I also wrote a guide on how to use C++-based ML frameworks in ns-3 (by installing in ns3-ai): here
I benchmarked three items:
- Gym interface vs ns3-gym in terms of transmission time: This benchmark is based on the RL-TCP example, measuring the CPU cycle count during C++ to Python and Python to C++ data transmissions, and compare the mean and standard deviation of cycles. Results show that in both directions, the transmission time of ns3-ai's Gym interface is more than 15 times shorter than that of ns3-gym (shorter is better).
- Vector-based vs. struct-based message interface in terms of transmission time: The benchmark is based on Multi-BSS example, on benchmark_vector branch. Unfortunately, in terms of action transmission time (from C++'s beginning of write to Python's complete read), the vector-based is 1.2 times longer than the struct-based (shorter is better). The extra time is caused by Python's slow reading of vectors. Measurements show that in reading rxPower (received power in nodes in first BSS) at Python side, vector interface spent 20% to 50% more time than struct interface.
- To deal with the slow vector access on Python side in the future, one possible solution is to integrate Eigen on C++ side and use existing Eigen-Python bindings like pybind11's Eigen support or eigenpy to convert linear algebra types into numpy or scipy types.
- Pure C++ vs. struct-based message interface in terms of processing time: The benchmark is based on the pure C++ (libtorch) and message interface (PyTorch) version of RL-TCP example. We compare the processing time (i.e. transmission time + DRL algorithm time for message interface, DRL algorithm time for pure C++) for the two interfaces, including the mean and the standard deviation. Results show that the processing time of pure C++ implementation is more than twice shorter than that of message interface implementation (shorter is better).
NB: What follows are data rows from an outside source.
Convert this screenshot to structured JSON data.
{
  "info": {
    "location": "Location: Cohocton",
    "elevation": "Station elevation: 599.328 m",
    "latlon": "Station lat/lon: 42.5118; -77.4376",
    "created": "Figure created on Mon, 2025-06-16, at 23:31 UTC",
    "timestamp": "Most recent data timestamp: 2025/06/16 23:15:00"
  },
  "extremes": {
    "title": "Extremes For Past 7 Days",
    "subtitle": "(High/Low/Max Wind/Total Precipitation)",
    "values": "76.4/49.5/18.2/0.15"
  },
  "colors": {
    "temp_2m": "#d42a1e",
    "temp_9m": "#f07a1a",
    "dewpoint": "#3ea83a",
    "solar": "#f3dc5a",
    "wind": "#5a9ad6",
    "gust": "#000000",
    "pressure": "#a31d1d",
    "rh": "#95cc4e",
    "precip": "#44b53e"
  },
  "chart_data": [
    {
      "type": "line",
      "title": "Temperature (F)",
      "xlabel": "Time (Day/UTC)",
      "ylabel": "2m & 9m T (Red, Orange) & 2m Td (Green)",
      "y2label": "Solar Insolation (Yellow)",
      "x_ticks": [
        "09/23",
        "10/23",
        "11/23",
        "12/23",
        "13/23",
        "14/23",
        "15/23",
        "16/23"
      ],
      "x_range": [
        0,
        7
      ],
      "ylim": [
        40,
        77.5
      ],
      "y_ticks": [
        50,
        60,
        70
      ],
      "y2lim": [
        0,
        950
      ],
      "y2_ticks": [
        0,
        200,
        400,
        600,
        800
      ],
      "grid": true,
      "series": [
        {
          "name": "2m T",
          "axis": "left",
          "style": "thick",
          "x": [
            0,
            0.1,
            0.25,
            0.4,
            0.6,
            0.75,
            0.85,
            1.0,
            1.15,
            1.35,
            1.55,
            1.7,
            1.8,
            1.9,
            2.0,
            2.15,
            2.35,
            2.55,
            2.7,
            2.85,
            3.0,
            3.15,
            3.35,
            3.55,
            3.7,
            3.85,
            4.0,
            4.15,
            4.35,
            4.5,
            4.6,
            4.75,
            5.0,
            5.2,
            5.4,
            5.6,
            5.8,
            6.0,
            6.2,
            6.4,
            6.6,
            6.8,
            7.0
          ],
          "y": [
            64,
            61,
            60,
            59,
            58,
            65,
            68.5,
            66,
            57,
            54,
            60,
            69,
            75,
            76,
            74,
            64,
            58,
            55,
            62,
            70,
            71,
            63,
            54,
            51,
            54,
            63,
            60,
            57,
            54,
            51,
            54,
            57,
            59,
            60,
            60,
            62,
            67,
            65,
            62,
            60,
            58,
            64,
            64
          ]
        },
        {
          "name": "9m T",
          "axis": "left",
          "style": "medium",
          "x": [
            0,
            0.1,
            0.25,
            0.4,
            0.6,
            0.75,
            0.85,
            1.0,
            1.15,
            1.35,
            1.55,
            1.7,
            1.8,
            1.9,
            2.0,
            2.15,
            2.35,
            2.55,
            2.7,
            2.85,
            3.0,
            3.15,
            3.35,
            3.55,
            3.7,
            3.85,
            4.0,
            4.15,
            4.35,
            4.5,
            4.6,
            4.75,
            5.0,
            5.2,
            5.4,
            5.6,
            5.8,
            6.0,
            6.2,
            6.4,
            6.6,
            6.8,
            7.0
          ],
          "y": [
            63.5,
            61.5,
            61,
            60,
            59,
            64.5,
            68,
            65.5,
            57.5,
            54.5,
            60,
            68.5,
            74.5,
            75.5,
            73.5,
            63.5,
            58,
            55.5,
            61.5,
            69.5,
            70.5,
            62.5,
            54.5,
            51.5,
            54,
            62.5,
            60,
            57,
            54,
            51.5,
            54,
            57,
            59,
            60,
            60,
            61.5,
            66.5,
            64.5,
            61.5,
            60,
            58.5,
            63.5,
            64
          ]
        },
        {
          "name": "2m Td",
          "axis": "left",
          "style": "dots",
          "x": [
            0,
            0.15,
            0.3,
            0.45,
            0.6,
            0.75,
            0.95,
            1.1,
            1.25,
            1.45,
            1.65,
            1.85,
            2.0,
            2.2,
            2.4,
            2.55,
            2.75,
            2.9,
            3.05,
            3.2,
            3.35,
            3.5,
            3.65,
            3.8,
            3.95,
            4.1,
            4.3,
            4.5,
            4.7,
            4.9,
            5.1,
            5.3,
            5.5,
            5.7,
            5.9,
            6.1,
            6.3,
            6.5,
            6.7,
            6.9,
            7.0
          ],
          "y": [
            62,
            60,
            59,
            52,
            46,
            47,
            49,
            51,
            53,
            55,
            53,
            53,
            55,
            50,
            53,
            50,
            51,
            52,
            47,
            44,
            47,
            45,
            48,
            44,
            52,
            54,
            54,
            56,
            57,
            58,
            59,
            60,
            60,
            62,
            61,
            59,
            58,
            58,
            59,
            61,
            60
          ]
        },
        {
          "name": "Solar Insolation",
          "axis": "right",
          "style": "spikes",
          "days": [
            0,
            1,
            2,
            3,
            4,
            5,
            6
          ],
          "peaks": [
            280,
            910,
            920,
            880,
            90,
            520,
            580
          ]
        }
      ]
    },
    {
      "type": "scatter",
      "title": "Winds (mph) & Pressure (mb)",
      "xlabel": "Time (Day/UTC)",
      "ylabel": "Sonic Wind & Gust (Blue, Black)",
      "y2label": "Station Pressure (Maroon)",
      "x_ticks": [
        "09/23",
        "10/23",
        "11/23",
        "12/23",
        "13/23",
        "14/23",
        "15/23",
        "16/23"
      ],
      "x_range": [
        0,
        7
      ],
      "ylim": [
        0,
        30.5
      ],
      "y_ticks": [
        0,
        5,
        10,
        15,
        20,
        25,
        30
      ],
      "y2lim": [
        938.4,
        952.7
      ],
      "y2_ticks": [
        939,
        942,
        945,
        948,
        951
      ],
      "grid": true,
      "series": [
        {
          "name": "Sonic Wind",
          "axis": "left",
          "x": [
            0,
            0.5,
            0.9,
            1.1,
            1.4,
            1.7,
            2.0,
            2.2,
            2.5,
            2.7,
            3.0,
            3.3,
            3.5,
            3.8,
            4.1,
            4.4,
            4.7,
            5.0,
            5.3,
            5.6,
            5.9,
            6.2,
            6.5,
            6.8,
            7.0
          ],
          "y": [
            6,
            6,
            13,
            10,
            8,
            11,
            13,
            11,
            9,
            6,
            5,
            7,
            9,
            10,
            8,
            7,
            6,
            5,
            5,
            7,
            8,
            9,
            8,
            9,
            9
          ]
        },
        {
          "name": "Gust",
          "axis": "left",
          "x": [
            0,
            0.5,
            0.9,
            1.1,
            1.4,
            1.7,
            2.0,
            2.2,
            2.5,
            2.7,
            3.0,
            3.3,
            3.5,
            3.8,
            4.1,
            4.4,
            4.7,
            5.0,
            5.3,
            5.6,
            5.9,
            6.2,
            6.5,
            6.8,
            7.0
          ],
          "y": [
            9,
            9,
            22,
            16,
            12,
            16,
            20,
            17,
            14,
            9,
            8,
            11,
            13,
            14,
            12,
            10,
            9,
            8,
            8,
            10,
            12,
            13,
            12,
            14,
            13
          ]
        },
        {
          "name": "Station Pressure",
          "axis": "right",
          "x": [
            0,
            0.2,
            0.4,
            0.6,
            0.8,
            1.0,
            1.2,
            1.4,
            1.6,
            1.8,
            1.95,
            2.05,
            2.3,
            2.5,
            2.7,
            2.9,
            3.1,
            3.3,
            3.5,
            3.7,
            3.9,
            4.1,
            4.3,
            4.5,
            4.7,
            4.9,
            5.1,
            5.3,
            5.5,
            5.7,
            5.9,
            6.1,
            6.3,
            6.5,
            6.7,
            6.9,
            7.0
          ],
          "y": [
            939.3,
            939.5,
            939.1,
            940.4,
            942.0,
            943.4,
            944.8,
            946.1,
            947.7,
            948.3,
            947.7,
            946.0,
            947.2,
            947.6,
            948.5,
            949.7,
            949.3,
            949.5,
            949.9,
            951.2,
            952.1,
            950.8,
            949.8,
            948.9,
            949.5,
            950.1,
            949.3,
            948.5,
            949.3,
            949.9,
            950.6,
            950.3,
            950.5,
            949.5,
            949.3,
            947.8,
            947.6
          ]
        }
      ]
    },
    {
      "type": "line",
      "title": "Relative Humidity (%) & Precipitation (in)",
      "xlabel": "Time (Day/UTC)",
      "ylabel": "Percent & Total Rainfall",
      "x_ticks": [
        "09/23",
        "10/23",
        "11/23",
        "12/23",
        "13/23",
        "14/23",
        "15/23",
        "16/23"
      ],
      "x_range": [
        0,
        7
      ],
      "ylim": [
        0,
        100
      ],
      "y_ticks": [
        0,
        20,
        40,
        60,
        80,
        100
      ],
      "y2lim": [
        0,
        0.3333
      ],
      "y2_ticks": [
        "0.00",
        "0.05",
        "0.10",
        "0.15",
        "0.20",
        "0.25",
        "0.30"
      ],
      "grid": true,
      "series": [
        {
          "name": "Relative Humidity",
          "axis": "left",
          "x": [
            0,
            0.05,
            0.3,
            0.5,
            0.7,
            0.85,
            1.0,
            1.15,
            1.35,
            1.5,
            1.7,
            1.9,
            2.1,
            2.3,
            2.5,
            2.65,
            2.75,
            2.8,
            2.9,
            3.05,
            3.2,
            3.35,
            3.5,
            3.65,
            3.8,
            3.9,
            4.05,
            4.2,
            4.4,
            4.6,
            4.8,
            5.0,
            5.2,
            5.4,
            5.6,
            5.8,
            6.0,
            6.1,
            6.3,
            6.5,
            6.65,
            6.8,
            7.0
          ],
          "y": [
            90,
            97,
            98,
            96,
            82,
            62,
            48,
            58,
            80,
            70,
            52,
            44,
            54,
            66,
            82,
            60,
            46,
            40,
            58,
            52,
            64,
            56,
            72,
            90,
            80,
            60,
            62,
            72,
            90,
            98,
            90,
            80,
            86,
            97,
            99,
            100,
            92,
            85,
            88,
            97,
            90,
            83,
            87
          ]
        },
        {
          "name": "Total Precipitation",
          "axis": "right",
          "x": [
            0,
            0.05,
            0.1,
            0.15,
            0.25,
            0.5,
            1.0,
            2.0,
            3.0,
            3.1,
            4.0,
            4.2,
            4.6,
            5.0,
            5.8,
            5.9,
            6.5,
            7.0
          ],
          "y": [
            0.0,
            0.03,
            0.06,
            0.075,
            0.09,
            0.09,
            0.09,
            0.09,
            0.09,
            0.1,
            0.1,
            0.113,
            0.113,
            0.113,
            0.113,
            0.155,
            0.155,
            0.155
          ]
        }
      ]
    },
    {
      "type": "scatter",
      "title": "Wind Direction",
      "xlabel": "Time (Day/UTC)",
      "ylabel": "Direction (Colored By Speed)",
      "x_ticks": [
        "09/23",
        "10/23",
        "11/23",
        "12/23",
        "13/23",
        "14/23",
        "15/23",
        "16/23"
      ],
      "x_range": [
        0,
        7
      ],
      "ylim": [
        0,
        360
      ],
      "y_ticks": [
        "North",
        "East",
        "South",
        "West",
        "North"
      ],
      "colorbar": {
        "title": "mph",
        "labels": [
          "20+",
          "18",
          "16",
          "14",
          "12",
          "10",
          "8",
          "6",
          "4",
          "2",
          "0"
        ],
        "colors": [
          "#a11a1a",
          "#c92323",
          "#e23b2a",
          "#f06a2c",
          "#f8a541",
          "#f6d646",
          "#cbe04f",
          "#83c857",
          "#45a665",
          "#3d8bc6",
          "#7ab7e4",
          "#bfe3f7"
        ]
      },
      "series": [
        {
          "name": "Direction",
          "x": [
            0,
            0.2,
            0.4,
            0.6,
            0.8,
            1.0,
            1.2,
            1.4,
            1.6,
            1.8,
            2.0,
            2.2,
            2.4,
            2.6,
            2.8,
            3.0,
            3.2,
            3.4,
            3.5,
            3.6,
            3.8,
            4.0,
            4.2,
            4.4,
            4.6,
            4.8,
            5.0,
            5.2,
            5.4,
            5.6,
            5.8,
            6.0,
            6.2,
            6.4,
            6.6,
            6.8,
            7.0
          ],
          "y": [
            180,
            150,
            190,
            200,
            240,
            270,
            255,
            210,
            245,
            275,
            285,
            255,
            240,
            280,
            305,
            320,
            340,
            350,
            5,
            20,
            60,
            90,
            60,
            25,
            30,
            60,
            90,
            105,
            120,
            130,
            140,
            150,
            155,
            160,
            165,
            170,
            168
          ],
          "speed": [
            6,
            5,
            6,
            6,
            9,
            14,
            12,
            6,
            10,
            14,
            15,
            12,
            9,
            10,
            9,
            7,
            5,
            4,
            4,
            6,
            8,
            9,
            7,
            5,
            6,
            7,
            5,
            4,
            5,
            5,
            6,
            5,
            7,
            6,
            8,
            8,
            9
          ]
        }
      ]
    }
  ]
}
See ns3-ai benchmarking documentation for more detailed information.
Overall, the Gym interface is much faster than ns3-gym, and the pure C++ interface is more efficient than message interface. The vector interface needs to be enhanced in the future, especially in the optimization of Python side access.
Build and Run the Code
A detailed guide on how to setup ns3-ai module is here. You must install ns-3 prior to install ns3-ai. To test ns3-ai, you can build and run the provided examples (listed in the above 'Phase 2' section) according to their documentations.
Proposal vs. Actual Work
A few things were mentioned in the proposal, but is not completed in my actual work:
- The LTE-handover example, which was intended to be an example using vector interface, similar to Multi-BSS. This example has not started because of limited time.
- Support for std::string in shared memory. Development for this support was postponed because the vector interface had the highest priority. Also, it's not considered a 'must do' in the project.
- Pure C++ ML example using TensorFlow C API. This has failed because of inadequate C API for gradients and neural networks, as mentioned above in 'Pure C++ example' section.
- Add more examples, such as LTE-handover, to ns3-ai for better demonstration of the tool.
- Optimize the vector-based message interface to reach its full potential on transmitting vectors or matrices of data.
I extend my heartfelt gratitude to my mentors Hao and Collin for their invaluable suggestions and comments that have guided me through the challenges during the GSoC 2023. Collaborating with the ns-3 community has been an enriching experience, expanding not only my technical knowledge but also fostering my skills in communication and oral presentation. At the same time, I am also very grateful to my teachers Prof. Yayu Gao and Prof. Xiaojun Hei at HUST, who have provided me with a lot of encouragement when I encountered difficulties. Additionally, I would like to express my appreciation to Google for offering this remarkable opportunity.